O racismo russofóbico tornou-se a ordem do dia nos discursos oficiais, na mídia nacional e nas escolas. Os "russos" (e, portanto, os ucranianos orientais) eram comparados aos "mongóis" e aos "asiáticos", eram considerados um povo "sem cultura", do "terceiro mundo", nostálgicos da URSS, apegados ao "coletivismo".

Os cidadãos de Donbass começaram então a intensificar seus protestos ao longo de março e início de abril. Mas as reivindicações foram ignoradas e, eventualmente, prefeitos, governadores e outras autoridades locais começaram a fugir e abandonar seus cidadãos. Em locais que tentaram organizar referendos, algumas aglomerações já estavam sendo alvo de tiros da polícia e do exército pró-Kiev.

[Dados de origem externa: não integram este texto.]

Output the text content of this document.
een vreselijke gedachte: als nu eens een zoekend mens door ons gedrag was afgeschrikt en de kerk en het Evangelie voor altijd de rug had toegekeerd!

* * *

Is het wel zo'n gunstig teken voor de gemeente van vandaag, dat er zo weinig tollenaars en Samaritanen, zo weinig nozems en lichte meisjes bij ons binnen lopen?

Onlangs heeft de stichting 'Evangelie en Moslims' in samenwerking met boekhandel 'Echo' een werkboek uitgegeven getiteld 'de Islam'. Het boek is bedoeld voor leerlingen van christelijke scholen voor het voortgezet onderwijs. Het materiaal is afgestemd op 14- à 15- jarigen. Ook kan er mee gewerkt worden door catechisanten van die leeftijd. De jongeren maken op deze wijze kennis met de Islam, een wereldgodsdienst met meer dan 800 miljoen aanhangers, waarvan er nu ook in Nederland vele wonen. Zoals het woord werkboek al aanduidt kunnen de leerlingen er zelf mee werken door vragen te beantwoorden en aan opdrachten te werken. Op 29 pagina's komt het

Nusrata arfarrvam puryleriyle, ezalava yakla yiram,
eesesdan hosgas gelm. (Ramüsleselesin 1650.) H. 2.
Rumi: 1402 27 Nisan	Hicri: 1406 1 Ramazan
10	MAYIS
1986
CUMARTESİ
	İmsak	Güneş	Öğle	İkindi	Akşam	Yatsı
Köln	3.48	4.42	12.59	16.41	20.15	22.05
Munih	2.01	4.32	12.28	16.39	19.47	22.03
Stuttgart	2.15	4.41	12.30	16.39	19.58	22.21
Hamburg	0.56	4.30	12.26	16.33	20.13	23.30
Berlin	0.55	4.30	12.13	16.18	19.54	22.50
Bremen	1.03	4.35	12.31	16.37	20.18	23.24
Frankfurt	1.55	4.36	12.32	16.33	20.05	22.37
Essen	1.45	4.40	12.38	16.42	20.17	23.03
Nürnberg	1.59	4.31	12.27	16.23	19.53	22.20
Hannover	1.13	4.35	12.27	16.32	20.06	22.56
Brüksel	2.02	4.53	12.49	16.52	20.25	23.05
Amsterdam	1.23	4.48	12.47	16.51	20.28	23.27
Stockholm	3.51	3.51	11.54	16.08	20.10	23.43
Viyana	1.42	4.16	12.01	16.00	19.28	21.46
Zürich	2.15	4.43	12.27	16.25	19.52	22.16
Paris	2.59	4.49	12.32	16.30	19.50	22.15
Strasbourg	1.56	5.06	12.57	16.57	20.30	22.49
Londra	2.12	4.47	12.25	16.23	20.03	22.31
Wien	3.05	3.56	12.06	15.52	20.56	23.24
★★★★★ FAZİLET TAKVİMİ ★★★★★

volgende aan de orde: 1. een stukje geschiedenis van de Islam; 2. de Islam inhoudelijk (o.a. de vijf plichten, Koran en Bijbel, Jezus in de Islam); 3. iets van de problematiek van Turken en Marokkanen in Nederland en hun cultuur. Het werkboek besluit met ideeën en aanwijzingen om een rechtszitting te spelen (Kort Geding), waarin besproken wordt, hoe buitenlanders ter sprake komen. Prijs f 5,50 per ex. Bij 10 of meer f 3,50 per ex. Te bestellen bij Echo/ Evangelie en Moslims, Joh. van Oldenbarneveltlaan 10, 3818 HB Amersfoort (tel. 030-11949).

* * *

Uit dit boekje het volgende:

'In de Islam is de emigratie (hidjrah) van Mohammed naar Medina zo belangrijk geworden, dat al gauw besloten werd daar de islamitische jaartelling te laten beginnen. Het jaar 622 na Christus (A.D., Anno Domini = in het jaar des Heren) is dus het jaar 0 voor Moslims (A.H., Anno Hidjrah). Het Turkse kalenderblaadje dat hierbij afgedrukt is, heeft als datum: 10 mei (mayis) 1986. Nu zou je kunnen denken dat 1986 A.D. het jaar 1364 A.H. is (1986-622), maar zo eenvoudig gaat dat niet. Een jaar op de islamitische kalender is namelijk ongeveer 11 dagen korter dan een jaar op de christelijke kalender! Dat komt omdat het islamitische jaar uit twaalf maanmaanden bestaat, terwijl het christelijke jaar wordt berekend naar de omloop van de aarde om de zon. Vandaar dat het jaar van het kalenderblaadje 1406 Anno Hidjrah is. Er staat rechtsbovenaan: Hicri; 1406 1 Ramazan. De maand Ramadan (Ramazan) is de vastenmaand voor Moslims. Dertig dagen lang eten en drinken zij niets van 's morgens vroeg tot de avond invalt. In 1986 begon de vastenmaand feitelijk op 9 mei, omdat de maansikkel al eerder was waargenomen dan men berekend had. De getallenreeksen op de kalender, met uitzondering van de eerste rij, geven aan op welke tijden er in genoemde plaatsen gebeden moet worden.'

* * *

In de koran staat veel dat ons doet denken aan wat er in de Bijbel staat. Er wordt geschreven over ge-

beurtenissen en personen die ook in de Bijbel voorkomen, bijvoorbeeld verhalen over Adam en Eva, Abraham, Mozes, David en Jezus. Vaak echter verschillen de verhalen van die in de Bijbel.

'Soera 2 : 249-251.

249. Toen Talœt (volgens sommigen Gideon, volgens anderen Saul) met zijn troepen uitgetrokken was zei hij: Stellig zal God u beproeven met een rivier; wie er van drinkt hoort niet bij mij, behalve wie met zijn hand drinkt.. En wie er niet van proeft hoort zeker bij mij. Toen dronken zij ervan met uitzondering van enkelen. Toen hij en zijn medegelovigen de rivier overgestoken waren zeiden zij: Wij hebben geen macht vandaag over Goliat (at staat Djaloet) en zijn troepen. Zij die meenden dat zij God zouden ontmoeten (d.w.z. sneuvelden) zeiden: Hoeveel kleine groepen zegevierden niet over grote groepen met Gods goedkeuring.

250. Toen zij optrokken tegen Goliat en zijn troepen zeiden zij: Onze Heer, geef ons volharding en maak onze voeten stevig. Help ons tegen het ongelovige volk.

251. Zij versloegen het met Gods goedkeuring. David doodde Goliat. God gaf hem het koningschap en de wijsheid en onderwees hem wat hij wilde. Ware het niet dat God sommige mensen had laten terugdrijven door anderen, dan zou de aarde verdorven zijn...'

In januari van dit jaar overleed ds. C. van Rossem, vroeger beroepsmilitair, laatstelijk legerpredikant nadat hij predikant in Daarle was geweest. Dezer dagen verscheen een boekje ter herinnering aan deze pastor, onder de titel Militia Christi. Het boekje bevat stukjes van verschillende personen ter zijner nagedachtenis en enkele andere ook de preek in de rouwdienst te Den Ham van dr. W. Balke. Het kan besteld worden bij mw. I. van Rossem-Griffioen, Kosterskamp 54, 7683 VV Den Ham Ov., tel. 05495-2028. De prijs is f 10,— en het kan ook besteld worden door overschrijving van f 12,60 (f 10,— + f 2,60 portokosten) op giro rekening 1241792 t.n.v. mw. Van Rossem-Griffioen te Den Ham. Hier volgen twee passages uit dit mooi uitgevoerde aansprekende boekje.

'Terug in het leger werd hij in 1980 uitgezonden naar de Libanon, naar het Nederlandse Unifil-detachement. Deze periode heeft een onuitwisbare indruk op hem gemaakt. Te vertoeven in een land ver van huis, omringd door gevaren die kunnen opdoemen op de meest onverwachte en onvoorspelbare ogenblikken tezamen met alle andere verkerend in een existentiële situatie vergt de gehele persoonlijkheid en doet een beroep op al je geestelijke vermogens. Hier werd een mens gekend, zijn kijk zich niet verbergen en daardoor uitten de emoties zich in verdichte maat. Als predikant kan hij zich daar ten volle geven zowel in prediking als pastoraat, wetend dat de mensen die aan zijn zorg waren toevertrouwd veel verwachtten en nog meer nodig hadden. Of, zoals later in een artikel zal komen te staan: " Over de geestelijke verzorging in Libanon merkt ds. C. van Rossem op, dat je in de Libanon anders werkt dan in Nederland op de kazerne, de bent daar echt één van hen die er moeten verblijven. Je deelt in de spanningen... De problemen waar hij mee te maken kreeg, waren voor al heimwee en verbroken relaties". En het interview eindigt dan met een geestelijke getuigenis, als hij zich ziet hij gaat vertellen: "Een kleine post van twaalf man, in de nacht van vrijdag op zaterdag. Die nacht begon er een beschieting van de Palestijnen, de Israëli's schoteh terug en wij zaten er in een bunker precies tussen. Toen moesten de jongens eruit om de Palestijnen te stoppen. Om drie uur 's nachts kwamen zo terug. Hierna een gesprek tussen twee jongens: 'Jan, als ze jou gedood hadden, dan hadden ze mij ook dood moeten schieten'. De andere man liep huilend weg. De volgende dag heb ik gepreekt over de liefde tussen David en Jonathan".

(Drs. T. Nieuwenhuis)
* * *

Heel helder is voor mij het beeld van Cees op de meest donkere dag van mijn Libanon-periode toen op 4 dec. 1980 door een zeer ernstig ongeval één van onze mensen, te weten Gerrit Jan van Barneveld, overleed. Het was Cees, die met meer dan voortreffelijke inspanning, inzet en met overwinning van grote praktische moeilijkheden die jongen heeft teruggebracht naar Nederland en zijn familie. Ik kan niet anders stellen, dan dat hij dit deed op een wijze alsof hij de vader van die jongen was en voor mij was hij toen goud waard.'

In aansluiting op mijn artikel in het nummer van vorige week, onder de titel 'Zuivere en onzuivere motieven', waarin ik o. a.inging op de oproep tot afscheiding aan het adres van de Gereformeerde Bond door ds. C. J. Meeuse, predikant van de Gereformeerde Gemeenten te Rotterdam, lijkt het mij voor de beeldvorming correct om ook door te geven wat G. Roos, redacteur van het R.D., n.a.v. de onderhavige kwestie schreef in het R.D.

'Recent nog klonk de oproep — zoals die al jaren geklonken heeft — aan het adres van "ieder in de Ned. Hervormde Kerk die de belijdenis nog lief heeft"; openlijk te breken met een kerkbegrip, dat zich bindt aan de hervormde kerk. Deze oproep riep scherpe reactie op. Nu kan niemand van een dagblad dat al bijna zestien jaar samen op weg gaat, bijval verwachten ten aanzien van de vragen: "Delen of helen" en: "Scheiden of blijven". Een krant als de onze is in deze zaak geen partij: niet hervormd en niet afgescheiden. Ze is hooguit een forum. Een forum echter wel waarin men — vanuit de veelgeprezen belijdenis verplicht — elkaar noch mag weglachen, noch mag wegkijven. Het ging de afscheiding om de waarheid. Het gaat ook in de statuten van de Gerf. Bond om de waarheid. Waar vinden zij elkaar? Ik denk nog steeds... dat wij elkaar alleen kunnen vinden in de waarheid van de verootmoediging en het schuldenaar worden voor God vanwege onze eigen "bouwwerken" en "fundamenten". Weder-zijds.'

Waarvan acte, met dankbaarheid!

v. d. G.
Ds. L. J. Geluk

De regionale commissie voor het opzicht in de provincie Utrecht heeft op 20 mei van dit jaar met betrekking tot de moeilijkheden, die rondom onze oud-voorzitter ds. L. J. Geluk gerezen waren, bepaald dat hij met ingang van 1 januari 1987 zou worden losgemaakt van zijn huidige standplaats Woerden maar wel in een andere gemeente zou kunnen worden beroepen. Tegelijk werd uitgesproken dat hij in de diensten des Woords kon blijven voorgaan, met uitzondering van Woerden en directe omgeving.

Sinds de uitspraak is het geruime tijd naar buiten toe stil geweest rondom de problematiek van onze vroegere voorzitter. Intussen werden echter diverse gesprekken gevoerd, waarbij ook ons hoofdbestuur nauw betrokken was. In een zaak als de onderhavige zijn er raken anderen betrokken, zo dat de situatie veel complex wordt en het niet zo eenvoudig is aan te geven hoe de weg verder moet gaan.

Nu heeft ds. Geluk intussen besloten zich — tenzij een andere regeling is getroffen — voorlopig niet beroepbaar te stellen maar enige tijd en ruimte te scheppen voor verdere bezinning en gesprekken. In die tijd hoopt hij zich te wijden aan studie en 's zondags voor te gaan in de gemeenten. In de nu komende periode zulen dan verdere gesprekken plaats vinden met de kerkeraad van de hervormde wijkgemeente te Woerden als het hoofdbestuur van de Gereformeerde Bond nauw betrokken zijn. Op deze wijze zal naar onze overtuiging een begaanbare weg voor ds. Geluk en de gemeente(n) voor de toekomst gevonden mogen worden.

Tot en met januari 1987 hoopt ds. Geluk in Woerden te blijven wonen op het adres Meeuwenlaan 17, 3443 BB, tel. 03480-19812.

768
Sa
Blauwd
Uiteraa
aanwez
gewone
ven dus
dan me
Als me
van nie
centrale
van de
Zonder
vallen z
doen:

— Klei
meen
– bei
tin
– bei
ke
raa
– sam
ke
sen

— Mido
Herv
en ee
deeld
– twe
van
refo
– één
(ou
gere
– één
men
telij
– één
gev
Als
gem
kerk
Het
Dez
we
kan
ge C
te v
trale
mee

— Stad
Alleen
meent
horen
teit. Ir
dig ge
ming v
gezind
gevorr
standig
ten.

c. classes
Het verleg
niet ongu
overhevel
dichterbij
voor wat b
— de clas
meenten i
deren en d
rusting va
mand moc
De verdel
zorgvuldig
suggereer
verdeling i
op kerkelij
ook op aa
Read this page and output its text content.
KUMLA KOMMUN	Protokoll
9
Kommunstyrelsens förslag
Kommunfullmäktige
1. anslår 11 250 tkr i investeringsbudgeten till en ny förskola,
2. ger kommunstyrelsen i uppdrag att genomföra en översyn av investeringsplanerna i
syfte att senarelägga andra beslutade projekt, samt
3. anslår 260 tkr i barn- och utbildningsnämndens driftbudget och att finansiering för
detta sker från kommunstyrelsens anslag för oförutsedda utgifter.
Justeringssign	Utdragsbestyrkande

A paramilitarização gradual dos manifestantes anti-Maidan (geralmente por meio da ocupação de delegacias de polícia e bases militares) tornou-se, portanto, inevitável e necessária, já que Kiev não demonstrou interesse em negociar, nenhuma autoridade local parecia disposta a liderar as massas e manifestações pacíficas foram reprimidas com violência crescente — enquanto em Kiev e Lvov, ódio aberto foi declarado contra todos os habitantes do leste do país.

É assim que Denis Pushilin relembra aqueles momentos de incerteza que levaram à luta armada pela identidade e pelos direitos do Donbass.

No entanto, o que me levou a perguntar sobre o tema foi mais do que apenas um interesse historiográfico. Em todo o mundo hoje, mas especialmente na Europa, regimes liberais-democráticos estão adotando o totalitarismo e começando a suprimir as prerrogativas dos cidadãos ou até mesmo a substituir o processo democrático pela tecnocracia judicial. Políticos são assassinados na Alemanha e na França, eleições são fraudadas na Romênia, críticos do sistema são presos e recebem sentenças draconianas pelos delitos mais triviais no Reino Unido.

É importante entender os gatilhos da luta armada porque cenários semelhantes podem se repetir em outros países.

Se a tomada e militarização de Slavyansk por 50 homens armados, por exemplo, no início de abril de 2014, não tivesse ocorrido, despertando todos do estupor e acendendo o barril de pólvora da resistência, o que teria acontecido? Como seria o Donbass hoje? "Timing" (ou kairos ) é tudo nos momentos mais importantes da história.

Nesses momentos, é realmente vantajoso para um povo ter entre eles pelo menos uma parcela de bravos loucos e aventureiros desesperados, dispostos a ousar contra todo o senso comum, porque estes – os “desajustados” – são a vanguarda da revolução, como escreveu o falecido Eduard Limonov.

Ainda existem homens assim na Europa e em outras partes do mundo ameaçadas pelo totalitarismo liberal? Neste mundo padronizado, higienizado e artificializado das regiões mais "avançadas" do Ocidente, ainda é possível encontrar "loucos" e "aventureiros" dispostos a agir?

É isso que veremos nos próximos anos.